US “3 months provisional agreement for IAEA inspections, concerns… Iran must keep its promise”

US State Department spokesman Ned Price gives a regular briefing on February 22, 2021 (local time). © Reuters = News 1

The U.S. expressed concern that under Iran’s pressure to ban emergency inspections by the International Atomic Energy Agency (IAEA), IAEA Secretary-General Rafael Grossey urgently flew to Iran and temporarily agreed to maintain a nuclear inspection for three months instead of stopping the emergency inspection. did. It is intended that Iran must fully implement the’Additional Protocol’ with nuclear inspection as the main point.

According to the AFP news agency on the 23rd, US State Department spokesman Ned Price said that day, “I highly appreciate Mr. Grossey’s expertise,” and “I repeatedly urge Iran to fully implement its promises to allow inspections and ban nuclear proliferation.”

Earlier, the Iranian Ministry of Foreign Affairs announced that if the parties to the nuclear agreement (JCPOA, Comprehensive Joint Action Plan) do not lift economic sanctions by the 21st, it will stop implementing the additional protocol, which is based on the IAEA’s nuclear inspection. Accordingly, President Grossey visited Iran on the 20th and 21st and returned with a provisional agreement to allow visits to nuclear facilities for three months, even if “voluntary transparency measures (allowing unannounced checks)” were stopped.

It was an agreement to leave room for’diplomacy’ in the context of a growing nervous war between the United States and Iran. Earlier, the European Union’s high-ranking foreign and security policy representative Joseph Borrell proposed an informal talk to Iran on a nuclear agreement, and Iran is also considering it, and there is a prospect that the conflict will be resolved through EU arbitration.

“We are of course concerned that Iran intends to stop implementing additional protocols and related actions during the week,” said Price. “Now the agenda is on the table.” “If Iran fully complies with the agreement, we are ready to take the same action,” he urged Iran to respond to the dialogue.

Meanwhile, Iran’s top leader, Ayatollah Ali Hamenei, raised the pressure level in a speech on state TV, saying that it can enrich uranium with a purity of 60% if necessary.
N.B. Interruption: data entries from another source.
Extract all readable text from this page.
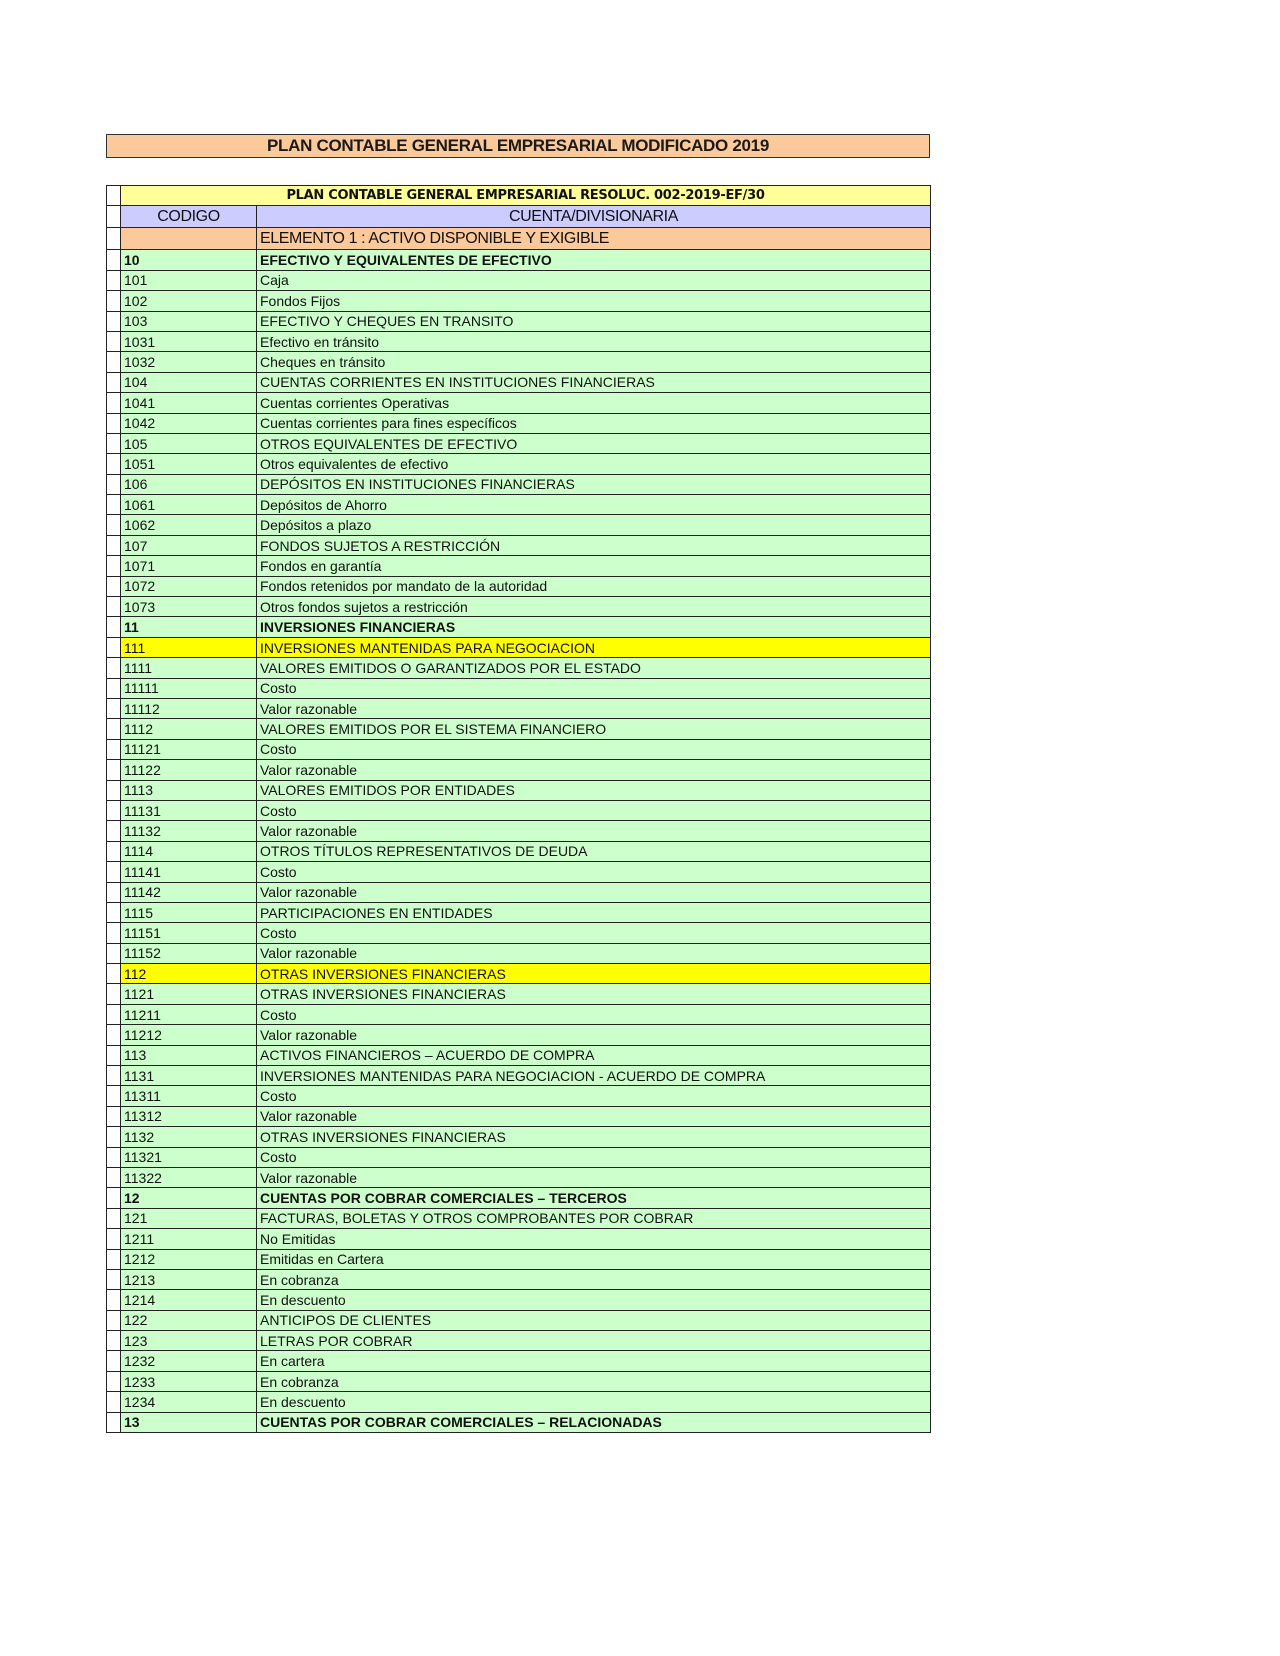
PLAN CONTABLE GENERAL EMPRESARIAL MODIFICADO 2019
	PLAN CONTABLE GENERAL EMPRESARIAL RESOLUC. 002-2019-EF/30	
	CODIGO	CUENTA/DIVISIONARIA
		ELEMENTO 1 : ACTIVO DISPONIBLE Y EXIGIBLE
	10	EFECTIVO Y EQUIVALENTES DE EFECTIVO
	101	Caja
	102	Fondos Fijos
	103	EFECTIVO Y CHEQUES EN TRANSITO
	1031	Efectivo en tránsito
	1032	Cheques en tránsito
	104	CUENTAS CORRIENTES EN INSTITUCIONES FINANCIERAS
	1041	Cuentas corrientes Operativas
	1042	Cuentas corrientes para fines específicos
	105	OTROS EQUIVALENTES DE EFECTIVO
	1051	Otros equivalentes de efectivo
	106	DEPÓSITOS EN INSTITUCIONES FINANCIERAS
	1061	Depósitos de Ahorro
	1062	Depósitos a plazo
	107	FONDOS SUJETOS A RESTRICCIÓN
	1071	Fondos en garantía
	1072	Fondos retenidos por mandato de la autoridad
	1073	Otros fondos sujetos a restricción
	11	INVERSIONES FINANCIERAS
	111	INVERSIONES MANTENIDAS PARA NEGOCIACION
	1111	VALORES EMITIDOS O GARANTIZADOS POR EL ESTADO
	11111	Costo
	11112	Valor razonable
	1112	VALORES EMITIDOS POR EL SISTEMA FINANCIERO
	11121	Costo
	11122	Valor razonable
	1113	VALORES EMITIDOS POR ENTIDADES
	11131	Costo
	11132	Valor razonable
	1114	OTROS TÍTULOS REPRESENTATIVOS DE DEUDA
	11141	Costo
	11142	Valor razonable
	1115	PARTICIPACIONES EN ENTIDADES
	11151	Costo
	11152	Valor razonable
	112	OTRAS INVERSIONES FINANCIERAS
	1121	OTRAS INVERSIONES FINANCIERAS
	11211	Costo
	11212	Valor razonable
	113	ACTIVOS FINANCIEROS – ACUERDO DE COMPRA
	1131	INVERSIONES MANTENIDAS PARA NEGOCIACION - ACUERDO DE COMPRA
	11311	Costo
	11312	Valor razonable
	1132	OTRAS INVERSIONES FINANCIERAS
	11321	Costo
	11322	Valor razonable
	12	CUENTAS POR COBRAR COMERCIALES – TERCEROS
	121	FACTURAS, BOLETAS Y OTROS COMPROBANTES POR COBRAR
	1211	No Emitidas
	1212	Emitidas en Cartera
	1213	En cobranza
	1214	En descuento
	122	ANTICIPOS DE CLIENTES
	123	LETRAS POR COBRAR
	1232	En cartera
	1233	En cobranza
	1234	En descuento
	13	CUENTAS POR COBRAR COMERCIALES – RELACIONADAS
But a spokesperson for Price declined to comment, saying it “sounds like home-based threats,” Reuters said.

Before his inauguration, President Joe Biden indicated his intention to return to the “Comprehensive Joint Action Plan for Solving Iran’s Nuclear Issue (JCPOA)”, which former President Donald Trump unilaterally withdrew in 2018. As the US presupposes Iran’s “observance of the nuclear agreement”, the distance between the two sides is seldom narrowing.

The nuclear agreement is what the five permanent members of the UN Security Council, including the United States, China, Russia, Britain, and France, and Germany promised to lift international economic sanctions if Iran restricts nuclear development in July 2015.